Fowler's first love is football. But if he receives any college scholarship offers, they look to come for basketball. He's talking with Point Loma Nazarene in San Diego, San Diego Christian College and has heard a little from Seattle U.

"With Wazzu, it's been great," said Fowler. "I've talked to Levenseller many times, he's come to my school. We're all set if I decide to do that."

Fowler said he should have a decision by the end of April on whether it will be the pigskin or roundball. But given how he dominated this past year and over his prep career, why no offers? In a nutshell, the measurables.

R.A. LONG COACH Steve Rooklidge said if Fowler plays in the right system that utilizes his pass-catching talents, he's likely to make an impact. Rooklidge has coached a few players who have gone on to play D-1 ball and says Fowler is at the top of the list, but notes Fowler's size (6-2, 185) and speed (4.68) worked against him as far as scholarship offers were concerned.

"He catches the ball better than anyone I've ever seen, honestly," said Rooklidge. "But he's a tweener. He isn't that 6-5 guy...and he isn't that 4.3 guy. And those kids are out there."

Fowler's productivity, however, measured up with most anyone.

THE SCRIPT THIS past football season was repeated week after week. Fowler just doesn't look that dominant physically, nor does he look ultra-fast on film. Despite what he did as a junior, opposing coaches didn't seem overly concerned about stopping him. Not at first, anyway.

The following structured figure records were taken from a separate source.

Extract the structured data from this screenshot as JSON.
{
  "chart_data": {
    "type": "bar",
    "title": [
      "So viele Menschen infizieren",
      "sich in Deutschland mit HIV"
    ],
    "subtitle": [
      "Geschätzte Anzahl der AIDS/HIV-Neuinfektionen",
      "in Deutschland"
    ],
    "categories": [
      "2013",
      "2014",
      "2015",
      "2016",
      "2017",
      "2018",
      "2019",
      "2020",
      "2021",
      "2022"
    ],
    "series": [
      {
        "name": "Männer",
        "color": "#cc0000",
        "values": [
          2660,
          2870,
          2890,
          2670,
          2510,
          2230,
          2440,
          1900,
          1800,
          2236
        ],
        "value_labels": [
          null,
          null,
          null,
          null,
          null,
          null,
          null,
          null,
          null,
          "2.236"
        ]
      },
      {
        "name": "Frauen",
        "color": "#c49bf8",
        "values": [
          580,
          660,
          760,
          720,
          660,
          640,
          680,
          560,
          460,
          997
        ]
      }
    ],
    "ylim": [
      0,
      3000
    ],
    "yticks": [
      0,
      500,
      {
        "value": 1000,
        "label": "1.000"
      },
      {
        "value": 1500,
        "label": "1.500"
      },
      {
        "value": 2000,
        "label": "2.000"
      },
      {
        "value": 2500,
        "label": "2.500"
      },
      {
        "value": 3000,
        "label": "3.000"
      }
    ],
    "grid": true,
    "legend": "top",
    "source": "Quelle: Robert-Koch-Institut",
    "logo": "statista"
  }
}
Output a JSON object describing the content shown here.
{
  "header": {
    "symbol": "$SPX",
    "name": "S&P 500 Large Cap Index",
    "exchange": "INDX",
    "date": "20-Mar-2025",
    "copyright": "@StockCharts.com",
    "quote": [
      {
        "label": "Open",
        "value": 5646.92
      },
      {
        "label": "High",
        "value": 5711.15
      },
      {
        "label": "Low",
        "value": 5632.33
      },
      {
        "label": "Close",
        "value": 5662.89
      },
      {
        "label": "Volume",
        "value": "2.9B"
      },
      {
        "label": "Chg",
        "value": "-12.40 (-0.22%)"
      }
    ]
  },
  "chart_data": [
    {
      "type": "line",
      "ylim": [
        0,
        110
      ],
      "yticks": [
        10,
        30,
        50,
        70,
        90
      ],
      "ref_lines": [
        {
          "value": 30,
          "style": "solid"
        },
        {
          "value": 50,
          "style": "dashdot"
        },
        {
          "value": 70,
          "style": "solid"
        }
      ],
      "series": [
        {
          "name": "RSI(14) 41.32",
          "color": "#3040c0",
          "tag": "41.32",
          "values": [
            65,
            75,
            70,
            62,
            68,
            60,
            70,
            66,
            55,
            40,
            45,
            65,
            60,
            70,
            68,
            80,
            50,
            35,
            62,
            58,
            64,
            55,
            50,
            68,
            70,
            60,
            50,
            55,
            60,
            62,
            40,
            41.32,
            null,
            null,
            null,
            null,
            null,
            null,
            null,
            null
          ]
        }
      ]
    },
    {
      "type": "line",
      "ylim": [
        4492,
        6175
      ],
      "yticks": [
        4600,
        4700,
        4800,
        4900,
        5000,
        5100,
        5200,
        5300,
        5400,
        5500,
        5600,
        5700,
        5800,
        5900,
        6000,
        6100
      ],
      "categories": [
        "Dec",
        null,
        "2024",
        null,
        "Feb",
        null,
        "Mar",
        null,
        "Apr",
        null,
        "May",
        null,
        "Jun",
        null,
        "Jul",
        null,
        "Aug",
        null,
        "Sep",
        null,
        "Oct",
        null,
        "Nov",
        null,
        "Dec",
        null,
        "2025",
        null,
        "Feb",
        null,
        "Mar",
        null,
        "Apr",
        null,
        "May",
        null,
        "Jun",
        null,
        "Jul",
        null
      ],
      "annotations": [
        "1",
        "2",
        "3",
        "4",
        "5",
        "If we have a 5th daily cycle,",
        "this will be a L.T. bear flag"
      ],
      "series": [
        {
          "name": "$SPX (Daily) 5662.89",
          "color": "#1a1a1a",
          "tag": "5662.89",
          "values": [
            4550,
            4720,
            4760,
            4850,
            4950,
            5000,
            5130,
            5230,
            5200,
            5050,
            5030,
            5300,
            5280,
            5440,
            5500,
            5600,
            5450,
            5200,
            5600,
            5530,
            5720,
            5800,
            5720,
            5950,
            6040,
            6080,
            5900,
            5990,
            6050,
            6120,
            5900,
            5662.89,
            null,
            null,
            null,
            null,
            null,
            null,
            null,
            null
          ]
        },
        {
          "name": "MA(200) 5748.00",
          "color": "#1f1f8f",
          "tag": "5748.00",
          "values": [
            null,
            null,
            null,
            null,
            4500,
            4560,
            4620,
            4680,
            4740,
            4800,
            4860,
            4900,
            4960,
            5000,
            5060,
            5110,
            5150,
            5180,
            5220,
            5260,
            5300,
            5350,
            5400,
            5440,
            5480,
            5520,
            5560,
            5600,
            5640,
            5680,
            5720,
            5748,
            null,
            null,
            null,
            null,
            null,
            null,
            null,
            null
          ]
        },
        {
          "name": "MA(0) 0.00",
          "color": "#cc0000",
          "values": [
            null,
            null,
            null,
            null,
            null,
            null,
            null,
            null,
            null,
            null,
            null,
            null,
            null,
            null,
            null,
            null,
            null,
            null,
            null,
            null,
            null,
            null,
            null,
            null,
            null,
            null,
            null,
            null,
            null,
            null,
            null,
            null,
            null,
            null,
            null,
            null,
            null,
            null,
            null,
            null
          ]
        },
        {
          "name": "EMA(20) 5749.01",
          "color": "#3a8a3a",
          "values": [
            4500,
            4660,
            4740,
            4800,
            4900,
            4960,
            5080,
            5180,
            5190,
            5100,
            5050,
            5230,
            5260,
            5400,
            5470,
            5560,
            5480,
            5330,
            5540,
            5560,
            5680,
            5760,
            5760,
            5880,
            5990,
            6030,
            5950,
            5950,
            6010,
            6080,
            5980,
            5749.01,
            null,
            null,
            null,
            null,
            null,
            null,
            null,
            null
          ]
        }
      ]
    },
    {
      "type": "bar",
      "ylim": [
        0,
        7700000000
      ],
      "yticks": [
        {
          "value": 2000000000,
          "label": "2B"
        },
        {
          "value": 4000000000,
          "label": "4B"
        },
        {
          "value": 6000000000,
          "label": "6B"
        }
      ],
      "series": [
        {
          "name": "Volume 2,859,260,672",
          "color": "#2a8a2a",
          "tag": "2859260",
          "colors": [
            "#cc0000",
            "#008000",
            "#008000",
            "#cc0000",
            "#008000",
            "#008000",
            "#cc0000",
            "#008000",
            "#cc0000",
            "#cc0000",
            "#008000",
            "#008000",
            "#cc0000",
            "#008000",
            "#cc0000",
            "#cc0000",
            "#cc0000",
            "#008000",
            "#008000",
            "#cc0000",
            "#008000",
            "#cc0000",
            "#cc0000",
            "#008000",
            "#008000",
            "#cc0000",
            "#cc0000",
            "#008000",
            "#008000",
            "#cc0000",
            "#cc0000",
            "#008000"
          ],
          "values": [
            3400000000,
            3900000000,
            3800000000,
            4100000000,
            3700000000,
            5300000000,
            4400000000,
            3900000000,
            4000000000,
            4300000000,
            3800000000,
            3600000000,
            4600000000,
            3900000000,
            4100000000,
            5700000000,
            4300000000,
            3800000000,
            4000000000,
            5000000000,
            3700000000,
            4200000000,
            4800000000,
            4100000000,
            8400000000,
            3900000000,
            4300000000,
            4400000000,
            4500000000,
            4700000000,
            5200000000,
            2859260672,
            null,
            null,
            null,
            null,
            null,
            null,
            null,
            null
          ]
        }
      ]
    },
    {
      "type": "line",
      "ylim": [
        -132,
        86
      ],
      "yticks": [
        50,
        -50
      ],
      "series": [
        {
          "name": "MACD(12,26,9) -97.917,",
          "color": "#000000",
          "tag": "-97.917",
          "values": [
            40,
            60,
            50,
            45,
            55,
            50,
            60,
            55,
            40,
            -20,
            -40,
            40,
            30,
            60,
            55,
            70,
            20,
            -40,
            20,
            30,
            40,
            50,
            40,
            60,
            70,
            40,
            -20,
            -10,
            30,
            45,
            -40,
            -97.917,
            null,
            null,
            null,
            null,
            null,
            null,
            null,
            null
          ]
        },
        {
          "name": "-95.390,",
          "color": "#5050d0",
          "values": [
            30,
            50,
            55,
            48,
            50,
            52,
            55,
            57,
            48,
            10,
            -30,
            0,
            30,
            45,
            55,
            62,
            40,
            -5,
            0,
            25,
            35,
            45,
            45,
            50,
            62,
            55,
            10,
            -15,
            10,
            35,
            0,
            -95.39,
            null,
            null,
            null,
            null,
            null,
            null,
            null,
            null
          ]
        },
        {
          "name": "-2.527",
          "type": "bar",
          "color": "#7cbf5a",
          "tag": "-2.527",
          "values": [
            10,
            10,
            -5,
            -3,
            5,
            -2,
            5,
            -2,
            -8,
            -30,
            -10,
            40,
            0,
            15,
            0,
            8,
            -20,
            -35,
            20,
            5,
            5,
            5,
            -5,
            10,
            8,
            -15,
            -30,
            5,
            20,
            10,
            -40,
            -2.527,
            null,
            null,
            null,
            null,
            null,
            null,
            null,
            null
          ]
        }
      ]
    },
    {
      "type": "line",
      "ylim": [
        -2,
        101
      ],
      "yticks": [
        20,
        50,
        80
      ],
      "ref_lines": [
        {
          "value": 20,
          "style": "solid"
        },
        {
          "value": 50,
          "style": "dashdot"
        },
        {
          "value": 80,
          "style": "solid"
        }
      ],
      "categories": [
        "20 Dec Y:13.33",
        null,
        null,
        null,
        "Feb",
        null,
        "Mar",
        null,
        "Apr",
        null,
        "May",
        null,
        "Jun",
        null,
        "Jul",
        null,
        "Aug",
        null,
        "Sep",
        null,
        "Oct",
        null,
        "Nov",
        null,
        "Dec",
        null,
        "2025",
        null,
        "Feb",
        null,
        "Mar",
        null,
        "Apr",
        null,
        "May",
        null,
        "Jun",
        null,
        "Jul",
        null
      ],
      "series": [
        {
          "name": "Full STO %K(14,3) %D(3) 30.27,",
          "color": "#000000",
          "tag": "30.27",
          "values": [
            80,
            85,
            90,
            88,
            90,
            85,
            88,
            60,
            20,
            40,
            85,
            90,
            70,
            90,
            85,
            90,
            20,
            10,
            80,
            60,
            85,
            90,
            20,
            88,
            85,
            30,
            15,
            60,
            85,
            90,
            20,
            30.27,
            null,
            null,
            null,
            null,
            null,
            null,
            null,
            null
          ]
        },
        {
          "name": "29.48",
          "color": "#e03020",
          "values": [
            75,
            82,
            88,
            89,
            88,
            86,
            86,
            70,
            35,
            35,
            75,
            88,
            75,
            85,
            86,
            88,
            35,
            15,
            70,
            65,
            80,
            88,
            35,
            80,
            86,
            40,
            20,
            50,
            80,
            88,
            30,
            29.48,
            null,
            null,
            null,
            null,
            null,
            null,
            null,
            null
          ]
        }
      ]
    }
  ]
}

Because then Fowler would simply go out and torch their secondaries.

"He makes catches I have not seen at the high school level," said Rooklidge. "One handed catches, diving catches, jumping over three guys -- he's just unbelievable. And this was on a team that wasn't a real good team this year. He was really the (main) guy and people still couldn't stop him."

Fowler caught 73 passes in 2005, racking up 1,310 yards and a school-record 11 TDs, breaking the TD mark set by his father Kyle in 1980. The younger Fowler was named all-state by the Seattle Times, Tacoma News Tribune and Associated Press. The AP also selected him all-state as a junior.

FOWLER SAID THE bottom line is if there's a scholarship offer to play basketball, it would be pretty hard to turn that down. If not, Rooklidge said the Cougars will end up with a very nice catch indeed.

"This is a guy that's going to be at every weight workout, you don't have to watch over him, he's going to know every single play in the playbook," said Rooklidge. "He's a 4.0 student. This is a kid who's character is impeccable. He's just going to be a great kid to have in a program. And that's another reason why I think he'll make it."

Luke Fowler profile

As a senior guard, Fowler averaged 15.6 ppg and 4.5 boards during the regular season, helping to lead the Lumberjacks to the state tournament.